The colorful journal countered what filled its pages — it wasn’t a colorful time in my life. For whatever reason, I stopped writing, and that somehow translated to not asking questions. I decided I needed to keep writing, this time online, and asking questions no matter what.
So I kept writing. In the winter of 2010, during my third year in college, with nothing but a suitcase of clothes, a travel companion and hope, I flew 7,500 miles to Kathmandu, Nepal, to work with a local non-governmental organization as part of my peace and conflicts studies major field work. Without fail, the electricity went out every day, but I made sure to keep writing in the notebook I packed.
When I chose journalism as an elective back in high school, I had no plan of making it my career. Writing came easily for me, so the class seemed like a fun, new challenge. But when I stepped in to the role of a reporter, even if it was just our high school newspaper, I felt like I finally found a home for my writing. I like the person journalism makes me. In order to be great at reporting, I need to be meticulous, personable and tenacious — all at the same time. That gave me confidence to face my own story.
Ever since I started, I can’t imagine doing anything other than journalism. As I learn more about myself as a person and as a reporter every day, I continue to ask more questions about myself. I thought about my curiosity, and what came to me was the fact that everyone should be asking questions about his or her own lives — you don’t have to be a journalist to do that.
I also learned I have to ask questions about the people who question me, because, otherwise, I run the risk of letting them decide who I am. I’ll never forget an English professor in my first year at Berkeley who questioned me.
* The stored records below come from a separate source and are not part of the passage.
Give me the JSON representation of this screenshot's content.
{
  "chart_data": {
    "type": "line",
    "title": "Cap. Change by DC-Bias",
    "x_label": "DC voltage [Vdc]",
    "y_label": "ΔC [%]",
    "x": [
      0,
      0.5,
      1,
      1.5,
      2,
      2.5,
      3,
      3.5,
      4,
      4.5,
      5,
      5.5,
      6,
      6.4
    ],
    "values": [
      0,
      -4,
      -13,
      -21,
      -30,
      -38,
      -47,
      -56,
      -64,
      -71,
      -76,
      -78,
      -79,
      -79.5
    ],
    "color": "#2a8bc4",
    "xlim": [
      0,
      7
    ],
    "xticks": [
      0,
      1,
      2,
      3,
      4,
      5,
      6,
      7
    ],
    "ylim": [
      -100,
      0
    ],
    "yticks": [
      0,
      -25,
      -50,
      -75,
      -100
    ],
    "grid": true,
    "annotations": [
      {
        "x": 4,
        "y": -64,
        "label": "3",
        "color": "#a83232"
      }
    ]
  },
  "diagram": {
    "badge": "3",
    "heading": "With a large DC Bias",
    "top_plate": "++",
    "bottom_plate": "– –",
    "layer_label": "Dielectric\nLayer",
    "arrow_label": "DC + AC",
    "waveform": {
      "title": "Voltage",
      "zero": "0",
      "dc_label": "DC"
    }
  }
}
Asian-American literature wasn’t my taste, and an essay I did on the “Gangster of Love” didn’t please her.
“Are you sure you want to be a journalist?” she asked me.
“Hold it together,” I thought. As soon as I walked out, I called my best friend and cried. But I never doubted myself. And to this day, I still tell myself: “I’ll show her.”
So I showed her. About two years after graduating college, I applied to my top ten journalism graduate schools. The day I got the call from U.C. Berkeley’s Graduate School of Journalism became one of the most defining, happiest moments of my life. I finally got there. After that, I would receive nine more calls — each one inducing a bigger heart attack — all ten schools had accepted me with generous offers.
Fast forward a year and a half later, where I’m about to complete my master’s at Syracuse University’s S.I. Newhouse School of Public Communications and a yearlong fellowship at the Post-Standard in Syracuse, New York.
Looking back, I’ve gone from keeping questions and words to myself — simply because locking them up seemed easier — to the question-everything, assume-nothing kind of journalist I am now. It gets easier every day.
On September 3, the Post-Standard’s print edition published my first front-page story. I saw the paper on newsstands, stores and online all around the city. I went into the journalism business so that I would have the power to ask tough questions. But more than anything, this journey has trained me to listen.
Encountering people and stories that challenge what I know and believe in has been my greatest teacher. Over coffee one afternoon, my professor and I exchanged stories about our families. When I told her about my less-than-ideal relationship with my mother, she told me, “Doesn’t mean there isn’t love.”
The biggest question I’ve been trying to answer in my own life dawned on me. Maybe I don’t get to question or judge the love afforded to me, and maybe each of us expresses some form of love in unique ways. Answers always wait for us to find the right time and inquiry. I plan to keep asking questions and listening harder for the answers. They can come anytime if I pay attention.